In Fight Club, the most literal manifestation of cleansing and renewal is the soap and the soap making. Appropriately enough it comes when he unknowingly begins to make an actual connection with another human being. In the early parts of the novel, the narrator is going to support groups for people with diseases that he doesn’t have and flying throughout the country in order to judge claims. He talks about single bars of soap to go along with everything else that is single and disposable. He is a tourist attempting to connect to a people in a world that illustrate Marxist principles about social alienation.

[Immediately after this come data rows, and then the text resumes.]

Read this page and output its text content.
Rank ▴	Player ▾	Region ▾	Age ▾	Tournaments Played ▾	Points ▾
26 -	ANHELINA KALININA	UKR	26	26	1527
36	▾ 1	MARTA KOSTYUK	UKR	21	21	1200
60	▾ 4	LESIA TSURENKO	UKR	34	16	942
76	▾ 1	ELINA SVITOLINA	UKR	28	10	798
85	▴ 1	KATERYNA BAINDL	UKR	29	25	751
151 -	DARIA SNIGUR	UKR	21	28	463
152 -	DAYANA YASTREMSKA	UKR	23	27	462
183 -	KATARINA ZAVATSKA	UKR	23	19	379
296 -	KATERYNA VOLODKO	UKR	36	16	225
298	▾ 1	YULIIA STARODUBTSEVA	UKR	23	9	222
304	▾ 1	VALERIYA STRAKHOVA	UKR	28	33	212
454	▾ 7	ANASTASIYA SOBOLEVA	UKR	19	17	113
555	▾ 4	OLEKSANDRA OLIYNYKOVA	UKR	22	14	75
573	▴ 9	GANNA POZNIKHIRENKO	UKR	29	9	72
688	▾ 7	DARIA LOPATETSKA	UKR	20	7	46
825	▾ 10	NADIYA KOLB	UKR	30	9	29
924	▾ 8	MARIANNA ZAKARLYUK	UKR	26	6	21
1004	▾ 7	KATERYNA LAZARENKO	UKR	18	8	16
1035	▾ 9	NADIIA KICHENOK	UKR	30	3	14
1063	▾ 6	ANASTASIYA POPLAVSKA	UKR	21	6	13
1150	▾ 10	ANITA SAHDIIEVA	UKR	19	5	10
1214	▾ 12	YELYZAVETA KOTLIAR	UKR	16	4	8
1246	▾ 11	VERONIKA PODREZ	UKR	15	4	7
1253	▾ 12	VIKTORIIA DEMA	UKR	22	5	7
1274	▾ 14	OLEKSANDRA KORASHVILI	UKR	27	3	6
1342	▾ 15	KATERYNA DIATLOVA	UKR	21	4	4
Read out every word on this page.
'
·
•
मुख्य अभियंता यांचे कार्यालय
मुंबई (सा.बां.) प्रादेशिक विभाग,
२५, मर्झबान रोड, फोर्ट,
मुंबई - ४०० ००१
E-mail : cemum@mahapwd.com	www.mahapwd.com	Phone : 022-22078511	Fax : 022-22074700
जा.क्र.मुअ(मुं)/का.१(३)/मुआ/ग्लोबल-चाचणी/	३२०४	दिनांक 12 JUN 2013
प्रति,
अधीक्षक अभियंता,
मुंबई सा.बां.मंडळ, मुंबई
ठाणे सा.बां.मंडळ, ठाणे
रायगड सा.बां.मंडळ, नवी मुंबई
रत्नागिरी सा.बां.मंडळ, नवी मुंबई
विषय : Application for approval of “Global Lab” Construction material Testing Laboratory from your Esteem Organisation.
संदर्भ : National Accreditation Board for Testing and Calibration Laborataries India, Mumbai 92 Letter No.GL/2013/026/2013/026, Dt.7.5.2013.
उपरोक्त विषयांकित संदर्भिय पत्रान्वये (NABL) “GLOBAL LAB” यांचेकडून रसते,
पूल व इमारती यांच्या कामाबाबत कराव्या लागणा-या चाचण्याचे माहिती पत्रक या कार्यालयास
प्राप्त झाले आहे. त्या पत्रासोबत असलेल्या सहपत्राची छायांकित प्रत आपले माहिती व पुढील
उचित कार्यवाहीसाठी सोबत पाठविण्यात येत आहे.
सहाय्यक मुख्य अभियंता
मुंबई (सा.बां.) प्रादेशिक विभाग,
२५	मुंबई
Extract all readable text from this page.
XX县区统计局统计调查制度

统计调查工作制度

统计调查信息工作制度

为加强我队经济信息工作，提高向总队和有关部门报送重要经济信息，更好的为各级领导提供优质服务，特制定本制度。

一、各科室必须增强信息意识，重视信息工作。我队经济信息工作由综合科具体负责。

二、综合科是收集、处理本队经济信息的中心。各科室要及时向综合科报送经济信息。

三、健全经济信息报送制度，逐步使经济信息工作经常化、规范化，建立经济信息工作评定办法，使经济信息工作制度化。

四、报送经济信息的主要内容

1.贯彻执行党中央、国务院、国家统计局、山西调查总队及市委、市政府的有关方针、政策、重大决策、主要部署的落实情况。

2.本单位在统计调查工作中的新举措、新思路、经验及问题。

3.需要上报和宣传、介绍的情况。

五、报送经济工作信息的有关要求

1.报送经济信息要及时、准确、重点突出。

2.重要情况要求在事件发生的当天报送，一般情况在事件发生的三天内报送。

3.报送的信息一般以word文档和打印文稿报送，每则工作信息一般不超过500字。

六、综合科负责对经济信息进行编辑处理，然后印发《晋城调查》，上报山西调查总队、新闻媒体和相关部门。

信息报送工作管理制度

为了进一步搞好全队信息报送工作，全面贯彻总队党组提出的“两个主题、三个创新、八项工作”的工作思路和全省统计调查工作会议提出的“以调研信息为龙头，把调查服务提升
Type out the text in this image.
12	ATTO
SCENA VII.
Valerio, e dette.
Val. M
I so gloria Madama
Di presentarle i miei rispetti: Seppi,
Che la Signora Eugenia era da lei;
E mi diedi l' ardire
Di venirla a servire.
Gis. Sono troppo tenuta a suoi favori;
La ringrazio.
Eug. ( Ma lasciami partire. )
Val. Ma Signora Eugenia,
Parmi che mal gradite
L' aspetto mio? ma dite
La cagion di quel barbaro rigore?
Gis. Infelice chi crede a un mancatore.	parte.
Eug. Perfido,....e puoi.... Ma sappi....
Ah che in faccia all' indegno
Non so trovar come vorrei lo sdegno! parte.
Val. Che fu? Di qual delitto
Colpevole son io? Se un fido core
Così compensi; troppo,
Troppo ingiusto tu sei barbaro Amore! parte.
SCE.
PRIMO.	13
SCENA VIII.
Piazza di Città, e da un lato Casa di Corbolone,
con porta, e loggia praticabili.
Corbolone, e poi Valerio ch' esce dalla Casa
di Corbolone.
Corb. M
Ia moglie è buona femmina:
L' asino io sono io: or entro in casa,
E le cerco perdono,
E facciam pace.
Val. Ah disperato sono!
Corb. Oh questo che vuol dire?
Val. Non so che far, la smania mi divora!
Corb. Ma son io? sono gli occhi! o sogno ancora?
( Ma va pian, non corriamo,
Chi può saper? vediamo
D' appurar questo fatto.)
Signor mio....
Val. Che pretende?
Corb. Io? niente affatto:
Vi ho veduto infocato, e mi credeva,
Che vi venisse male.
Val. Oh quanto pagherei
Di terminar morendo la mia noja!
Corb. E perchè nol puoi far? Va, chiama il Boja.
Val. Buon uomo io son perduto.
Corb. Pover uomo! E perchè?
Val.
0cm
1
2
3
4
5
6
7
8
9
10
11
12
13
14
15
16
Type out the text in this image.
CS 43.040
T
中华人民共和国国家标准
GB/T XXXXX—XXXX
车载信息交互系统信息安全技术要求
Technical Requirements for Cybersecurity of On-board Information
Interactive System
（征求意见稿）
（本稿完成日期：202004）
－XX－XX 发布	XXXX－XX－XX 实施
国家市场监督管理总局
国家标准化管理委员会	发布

Appropriately enough, he begins to make a connection with Marla at the same time he becomes a small business owner. According to classical Marxism, social alienation is a natural result of workers being cut off from the means of production. In a pre-industrial society craftsmen could take pride in their work, but after the industrial era workers became cogs in a machine. As the narrator begins to have sex with Marla, he is also taking control of the means of production.

Yet, the narrator remains distant from both Marla and the soap production since he does not realize that he is the one who is performing the actions. Instead, he concocts an imaginary figure named Tyler Durden. He even suspects that Tyler and Marla are the same person in a foreshadowing of the plot twist where he learns that he is the same person as Tyler Durden.

In the world of Fight Club, soap takes on a sinister tone as Tyler Durden talks about the glycerin in the soap which needs to be skimmed and then “you can mix the glycerin with nitric acid to make nitroglycerin” (72). If that does not make the point enough, Tyler Durden then states that “with enough soap…you could blow up the world” (73).

Thus, the soap becomes a weapon and a source of strife. Human sacrifice is invoked when the narrator starts burning his own hand with glycerine. When Marla brings bags of her mother’s fat which are designated for operations, the narrator (as Tyler) makes them into soap and this is how the narrator knows that he is using Marla’s mother to make the soap.

The soap works as a large scale cleansing agent in order to tear down the entire world in order to build it anew. The soap becomes not only the basis of operations but also the explosive material that allows for terrorist attacks. It even becomes a symbol of the enlightenment promised to Project Mayhem. The narrator is watching these soap-related events from a Tyler remove and remains alienated from his own handiwork when he asks “Has Tyler promised Big Bob enlightenment if he spends sixteen hours a day wrapping bars of soap?” (131) In both The Bell Jar and Fight Club the literal objects of cleaning become symbols of cleansing; however, they are depicting a sinister form of cleansing where the characters seek to transcend life and the social order.